Atak na Iran "coraz bardziej prawdopodobny"
W Izraelu od jakiegoś czasu nasila się dyskusja na temat ewentualnego ataku na instalacje atomowe w Iranie.
2011-11-06, 14:00
Prezydent Izraela Szimon Peres oświadczył, że atak jego kraju i innych państw na Iran jest "coraz bardziej prawdopodobny".
>>> Zobacz galerię DZIEŃ NA ZDJĘCIACH <<<
W wywiadzie dla jednej z prywatnych izraelskich stacji telewizyjnych Peres powiedział, że wywiady różnych krajów zajmujące się Iranem są zaniepokojone i ostrzegają, że Iran jest już w stanie wyprodukować broń atomową.
W Izraelu od jakiegoś czasu nasila się dyskusja na temat ewentualnego ataku na instalacje atomowe w Iranie. Cztery dni temu gazeta "Haaretz" napisała, że premier Benjamin Netanjahu zabiega o poparcie ministrów dla ataku na Iran.
Uderzenie to ostateczność
Dwa dni temu zaś były szef agencji wywiadowczej Mossad, Efraim Halewi, ostrzegł, że taka operacja miałaby konsekwencje dla całego Bliskiego Wschodu przez co najmniej sto najbliższych lat. Były szef Mossadu powiedział, że izraelskie uderzenie na Iran powinno być traktowane jako ostateczność. Jego zdaniem, należy przedtem sprawdzić, czy Teheran nie zrezygnuje z realizacji programu atomowego pod naciskiem zaostrzonych sankcji międzynarodowych.
REKLAMA
Efraim Halewi dał do zrozumienia, że niezwykle skuteczna okazała się tak zwana wojna cybernetyczna, którą Izrael i Stany Zjednoczone prowadzą z reżimem w Teheranie.

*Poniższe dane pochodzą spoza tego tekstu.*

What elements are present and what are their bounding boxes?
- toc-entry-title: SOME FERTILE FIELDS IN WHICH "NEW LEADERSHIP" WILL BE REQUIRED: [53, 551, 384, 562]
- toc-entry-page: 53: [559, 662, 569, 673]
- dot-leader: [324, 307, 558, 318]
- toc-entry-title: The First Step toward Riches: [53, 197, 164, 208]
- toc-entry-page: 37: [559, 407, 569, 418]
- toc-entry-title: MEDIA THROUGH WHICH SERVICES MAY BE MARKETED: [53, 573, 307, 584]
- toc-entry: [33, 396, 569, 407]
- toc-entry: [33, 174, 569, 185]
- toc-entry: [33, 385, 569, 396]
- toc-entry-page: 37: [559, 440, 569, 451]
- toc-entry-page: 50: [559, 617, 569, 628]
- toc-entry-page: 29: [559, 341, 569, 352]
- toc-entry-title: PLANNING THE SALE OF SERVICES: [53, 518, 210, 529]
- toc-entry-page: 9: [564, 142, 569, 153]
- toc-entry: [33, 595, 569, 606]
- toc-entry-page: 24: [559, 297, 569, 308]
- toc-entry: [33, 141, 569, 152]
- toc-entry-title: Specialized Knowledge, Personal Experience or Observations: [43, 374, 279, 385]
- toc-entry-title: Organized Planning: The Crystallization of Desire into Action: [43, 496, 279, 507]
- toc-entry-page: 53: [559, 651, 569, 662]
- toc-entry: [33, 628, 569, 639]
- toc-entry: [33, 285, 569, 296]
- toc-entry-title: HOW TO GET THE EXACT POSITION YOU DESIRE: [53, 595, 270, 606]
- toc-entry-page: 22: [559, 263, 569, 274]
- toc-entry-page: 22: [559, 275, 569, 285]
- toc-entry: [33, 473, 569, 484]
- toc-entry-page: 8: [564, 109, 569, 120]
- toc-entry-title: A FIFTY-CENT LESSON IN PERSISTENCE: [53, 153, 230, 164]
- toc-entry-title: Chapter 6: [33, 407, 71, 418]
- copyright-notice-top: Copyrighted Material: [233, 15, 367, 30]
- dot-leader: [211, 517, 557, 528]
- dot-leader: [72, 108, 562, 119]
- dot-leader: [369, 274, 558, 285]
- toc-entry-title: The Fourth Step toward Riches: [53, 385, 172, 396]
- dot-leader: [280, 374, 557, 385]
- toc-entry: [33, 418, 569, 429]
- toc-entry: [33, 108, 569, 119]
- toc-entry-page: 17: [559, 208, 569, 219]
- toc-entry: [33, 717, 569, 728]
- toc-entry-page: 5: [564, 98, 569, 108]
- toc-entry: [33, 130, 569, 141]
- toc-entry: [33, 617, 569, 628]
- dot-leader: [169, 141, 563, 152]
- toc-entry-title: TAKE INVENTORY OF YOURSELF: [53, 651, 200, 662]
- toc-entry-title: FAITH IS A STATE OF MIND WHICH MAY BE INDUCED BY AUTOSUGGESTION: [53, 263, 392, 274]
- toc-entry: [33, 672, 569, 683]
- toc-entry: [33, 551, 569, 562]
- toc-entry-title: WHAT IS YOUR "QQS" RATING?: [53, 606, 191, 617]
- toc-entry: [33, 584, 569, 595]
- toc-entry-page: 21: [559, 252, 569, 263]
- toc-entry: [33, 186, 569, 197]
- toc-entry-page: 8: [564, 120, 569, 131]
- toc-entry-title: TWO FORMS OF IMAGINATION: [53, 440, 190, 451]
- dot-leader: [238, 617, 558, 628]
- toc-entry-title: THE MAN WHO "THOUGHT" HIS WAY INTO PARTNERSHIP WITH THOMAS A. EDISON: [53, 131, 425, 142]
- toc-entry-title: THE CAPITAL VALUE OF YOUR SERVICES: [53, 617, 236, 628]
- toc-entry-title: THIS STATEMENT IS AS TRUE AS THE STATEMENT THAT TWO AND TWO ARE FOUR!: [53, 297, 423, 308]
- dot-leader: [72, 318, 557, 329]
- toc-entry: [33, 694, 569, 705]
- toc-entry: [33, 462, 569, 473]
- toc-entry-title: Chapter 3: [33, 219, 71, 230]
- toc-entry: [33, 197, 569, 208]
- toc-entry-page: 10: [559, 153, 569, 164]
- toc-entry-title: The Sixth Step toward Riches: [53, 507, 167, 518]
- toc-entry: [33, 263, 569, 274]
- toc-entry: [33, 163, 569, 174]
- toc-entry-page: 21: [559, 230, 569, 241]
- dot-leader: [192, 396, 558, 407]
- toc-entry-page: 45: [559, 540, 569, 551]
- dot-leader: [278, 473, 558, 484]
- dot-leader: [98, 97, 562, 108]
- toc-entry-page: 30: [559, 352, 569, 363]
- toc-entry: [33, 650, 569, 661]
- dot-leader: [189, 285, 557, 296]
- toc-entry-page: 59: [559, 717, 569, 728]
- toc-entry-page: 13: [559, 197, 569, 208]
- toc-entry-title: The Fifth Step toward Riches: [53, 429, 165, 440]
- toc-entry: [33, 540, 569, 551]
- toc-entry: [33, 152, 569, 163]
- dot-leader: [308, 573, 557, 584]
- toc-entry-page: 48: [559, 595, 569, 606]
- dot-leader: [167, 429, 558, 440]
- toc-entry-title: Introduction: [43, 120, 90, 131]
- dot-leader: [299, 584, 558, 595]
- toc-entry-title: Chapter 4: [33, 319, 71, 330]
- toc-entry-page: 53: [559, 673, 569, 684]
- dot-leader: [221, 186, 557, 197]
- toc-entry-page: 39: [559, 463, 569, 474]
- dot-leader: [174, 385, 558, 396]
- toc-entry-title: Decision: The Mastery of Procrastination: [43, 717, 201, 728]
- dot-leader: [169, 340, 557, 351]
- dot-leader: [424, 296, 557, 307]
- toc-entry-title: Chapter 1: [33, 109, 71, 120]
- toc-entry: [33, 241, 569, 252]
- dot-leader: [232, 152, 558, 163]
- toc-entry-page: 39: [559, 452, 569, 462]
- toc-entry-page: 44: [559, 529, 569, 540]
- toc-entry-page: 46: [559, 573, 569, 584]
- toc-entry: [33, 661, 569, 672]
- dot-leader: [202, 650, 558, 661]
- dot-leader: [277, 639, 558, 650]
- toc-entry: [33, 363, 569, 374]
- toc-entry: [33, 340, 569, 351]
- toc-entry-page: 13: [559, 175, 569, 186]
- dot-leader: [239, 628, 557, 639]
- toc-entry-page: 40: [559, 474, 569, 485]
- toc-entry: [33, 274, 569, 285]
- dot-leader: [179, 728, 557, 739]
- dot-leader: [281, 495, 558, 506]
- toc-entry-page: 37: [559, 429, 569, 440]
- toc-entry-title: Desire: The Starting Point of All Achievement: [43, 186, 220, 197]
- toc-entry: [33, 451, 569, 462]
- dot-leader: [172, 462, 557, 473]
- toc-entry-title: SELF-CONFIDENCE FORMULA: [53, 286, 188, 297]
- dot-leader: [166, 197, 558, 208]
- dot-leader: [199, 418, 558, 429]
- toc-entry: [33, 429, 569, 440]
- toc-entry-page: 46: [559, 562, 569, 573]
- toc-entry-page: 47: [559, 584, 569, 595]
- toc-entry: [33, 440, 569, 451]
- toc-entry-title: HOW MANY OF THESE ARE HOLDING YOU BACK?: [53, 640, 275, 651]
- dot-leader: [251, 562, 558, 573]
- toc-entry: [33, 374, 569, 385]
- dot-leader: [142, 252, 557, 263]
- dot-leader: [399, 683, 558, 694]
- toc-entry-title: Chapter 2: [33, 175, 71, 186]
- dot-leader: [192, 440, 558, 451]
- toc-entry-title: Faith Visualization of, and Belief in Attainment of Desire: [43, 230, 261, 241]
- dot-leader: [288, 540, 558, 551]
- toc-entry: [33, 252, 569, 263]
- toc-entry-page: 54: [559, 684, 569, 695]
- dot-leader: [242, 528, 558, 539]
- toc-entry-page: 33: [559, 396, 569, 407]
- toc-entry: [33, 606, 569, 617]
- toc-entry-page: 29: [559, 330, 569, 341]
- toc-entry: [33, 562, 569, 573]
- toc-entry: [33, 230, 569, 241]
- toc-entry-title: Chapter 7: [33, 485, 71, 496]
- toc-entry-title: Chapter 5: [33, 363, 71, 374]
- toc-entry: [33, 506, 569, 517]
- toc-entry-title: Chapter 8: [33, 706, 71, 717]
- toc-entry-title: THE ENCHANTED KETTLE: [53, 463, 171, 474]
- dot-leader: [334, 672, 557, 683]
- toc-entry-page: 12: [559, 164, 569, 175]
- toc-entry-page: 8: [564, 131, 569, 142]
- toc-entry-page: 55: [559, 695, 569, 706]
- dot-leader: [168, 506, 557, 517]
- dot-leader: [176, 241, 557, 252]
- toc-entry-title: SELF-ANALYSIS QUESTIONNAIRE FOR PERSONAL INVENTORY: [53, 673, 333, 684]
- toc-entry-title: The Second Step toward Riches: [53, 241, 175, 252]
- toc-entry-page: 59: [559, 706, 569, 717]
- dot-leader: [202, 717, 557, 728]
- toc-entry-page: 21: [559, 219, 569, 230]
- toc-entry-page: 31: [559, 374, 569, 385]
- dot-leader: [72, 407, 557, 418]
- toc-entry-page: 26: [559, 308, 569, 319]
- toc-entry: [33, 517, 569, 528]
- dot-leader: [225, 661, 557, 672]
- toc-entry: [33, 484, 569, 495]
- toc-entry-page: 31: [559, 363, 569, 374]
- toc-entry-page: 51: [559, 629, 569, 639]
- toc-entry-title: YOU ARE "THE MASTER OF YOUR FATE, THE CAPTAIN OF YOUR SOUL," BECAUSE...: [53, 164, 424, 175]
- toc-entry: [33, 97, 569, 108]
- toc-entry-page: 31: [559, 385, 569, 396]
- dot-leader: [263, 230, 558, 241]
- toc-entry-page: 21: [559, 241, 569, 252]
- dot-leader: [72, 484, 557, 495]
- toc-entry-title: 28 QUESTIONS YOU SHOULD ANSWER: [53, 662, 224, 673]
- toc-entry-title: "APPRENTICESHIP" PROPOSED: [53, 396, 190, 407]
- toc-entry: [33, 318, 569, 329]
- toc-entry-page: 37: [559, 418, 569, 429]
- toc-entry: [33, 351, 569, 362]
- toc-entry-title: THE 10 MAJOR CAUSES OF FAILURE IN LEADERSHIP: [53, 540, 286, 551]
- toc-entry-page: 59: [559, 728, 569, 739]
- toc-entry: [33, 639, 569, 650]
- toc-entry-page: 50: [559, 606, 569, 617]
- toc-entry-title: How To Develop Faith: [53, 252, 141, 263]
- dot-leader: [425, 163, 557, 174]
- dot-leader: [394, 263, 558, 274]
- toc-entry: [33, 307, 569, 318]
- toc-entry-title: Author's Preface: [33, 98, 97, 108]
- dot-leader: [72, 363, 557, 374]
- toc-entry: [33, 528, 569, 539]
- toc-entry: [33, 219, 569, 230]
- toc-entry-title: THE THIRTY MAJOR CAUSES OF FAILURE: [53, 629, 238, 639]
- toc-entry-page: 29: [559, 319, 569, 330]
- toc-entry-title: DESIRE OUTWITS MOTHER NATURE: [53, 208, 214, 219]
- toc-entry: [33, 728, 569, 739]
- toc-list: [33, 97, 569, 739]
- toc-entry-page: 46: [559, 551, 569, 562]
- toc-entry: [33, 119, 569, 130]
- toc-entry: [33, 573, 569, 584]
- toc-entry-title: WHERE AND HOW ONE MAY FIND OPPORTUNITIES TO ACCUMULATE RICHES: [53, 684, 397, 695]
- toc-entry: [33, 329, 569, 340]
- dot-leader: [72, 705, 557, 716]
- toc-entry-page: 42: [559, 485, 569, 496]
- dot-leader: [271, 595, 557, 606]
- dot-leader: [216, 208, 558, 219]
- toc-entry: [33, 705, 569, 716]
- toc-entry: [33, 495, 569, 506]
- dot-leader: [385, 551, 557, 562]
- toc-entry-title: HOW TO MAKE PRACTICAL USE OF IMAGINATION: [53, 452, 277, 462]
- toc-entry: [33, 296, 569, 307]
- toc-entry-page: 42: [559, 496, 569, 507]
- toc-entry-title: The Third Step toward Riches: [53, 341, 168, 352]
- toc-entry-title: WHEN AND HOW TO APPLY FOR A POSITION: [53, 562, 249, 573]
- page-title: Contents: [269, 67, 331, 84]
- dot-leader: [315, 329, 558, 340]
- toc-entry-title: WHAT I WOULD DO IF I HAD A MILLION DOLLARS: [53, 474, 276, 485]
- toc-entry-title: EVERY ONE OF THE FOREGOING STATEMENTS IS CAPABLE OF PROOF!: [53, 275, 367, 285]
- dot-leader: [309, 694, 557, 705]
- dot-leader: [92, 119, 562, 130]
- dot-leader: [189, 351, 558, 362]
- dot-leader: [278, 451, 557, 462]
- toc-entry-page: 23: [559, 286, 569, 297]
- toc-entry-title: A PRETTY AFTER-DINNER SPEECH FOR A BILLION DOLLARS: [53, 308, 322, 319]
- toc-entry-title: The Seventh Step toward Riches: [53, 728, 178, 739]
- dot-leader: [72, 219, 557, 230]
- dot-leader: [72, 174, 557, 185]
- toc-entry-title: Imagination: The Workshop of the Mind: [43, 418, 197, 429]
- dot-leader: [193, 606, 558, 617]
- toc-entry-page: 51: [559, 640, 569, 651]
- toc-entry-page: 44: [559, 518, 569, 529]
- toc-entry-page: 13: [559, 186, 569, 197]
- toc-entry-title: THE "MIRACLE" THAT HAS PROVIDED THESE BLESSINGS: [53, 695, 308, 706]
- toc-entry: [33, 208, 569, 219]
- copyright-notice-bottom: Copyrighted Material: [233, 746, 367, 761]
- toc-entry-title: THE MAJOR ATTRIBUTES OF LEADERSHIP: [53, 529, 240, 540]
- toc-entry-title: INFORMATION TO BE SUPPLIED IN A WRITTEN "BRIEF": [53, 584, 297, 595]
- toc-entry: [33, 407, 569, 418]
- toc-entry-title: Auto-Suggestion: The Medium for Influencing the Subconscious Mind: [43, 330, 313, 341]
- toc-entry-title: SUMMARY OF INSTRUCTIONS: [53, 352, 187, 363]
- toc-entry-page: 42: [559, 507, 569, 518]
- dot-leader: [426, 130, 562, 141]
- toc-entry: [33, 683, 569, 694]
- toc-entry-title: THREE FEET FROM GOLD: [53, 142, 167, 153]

Według źródeł zachodnich, w taki właśnie sposób sparaliżowno kilkaset irańskich centryfug służących do wzbogacania uranu. Mimo to, według najnowszych sondazy, połowa Izraelczyków nie wyklucza, że atak na Iran może okazać się koniecznością.
Izraelska armia w ostatnim czasie coraz cześciej przeprowadza próby z rakietami balistycznymi.
Raport MAEA
Tymczasem austriaccy dyplomaci akredytowani przy Międzynarodowej Agencji Energii Atomowej ujawnili niektóre szczegóły raportu dotyczącego polityki atomowej Iranu. Ma on zostać opublikowany 8 listopada.
REKLAMA
Autorzy raportu stawiają poważne zarzuty Teheranowi, sugerując, że jego program jądrowy służy celom wojskowym, a Iran ma już wystarczającą ilość uranu do konstrukcji pierwszej głowicy jądrowej. W liczącym 117 stron raporcie eksperci Agencji publikują między innymi pierwszy komputerowy model irańskiej głowicy nuklearnej oraz zdjęcia satelitarne, które dokumentują testy z zapalnikiem bomby jądrowej.
W reakcji na nieoficjalne informacje dotyczące raportu, minister spraw zagranicznych Iranu Ali Akbar Salehi oskarżył inspektorów Agencji o "brak profesjonalizmu" uznając raport za "kłamliwy" i "tendencyjny".
Izrael, Stany Zjednoczone i inne kraje od dawna podejrzewają Iran o dążenie do wyprodukowania broni atomowej. Teheran zaprzecza i twierdzi, że jego program nuklearny ma wyłącznie pokojowy charakter. Ani dotychczasowe negocjacje ani sankcje nie doprowadziły do przełamania impasu.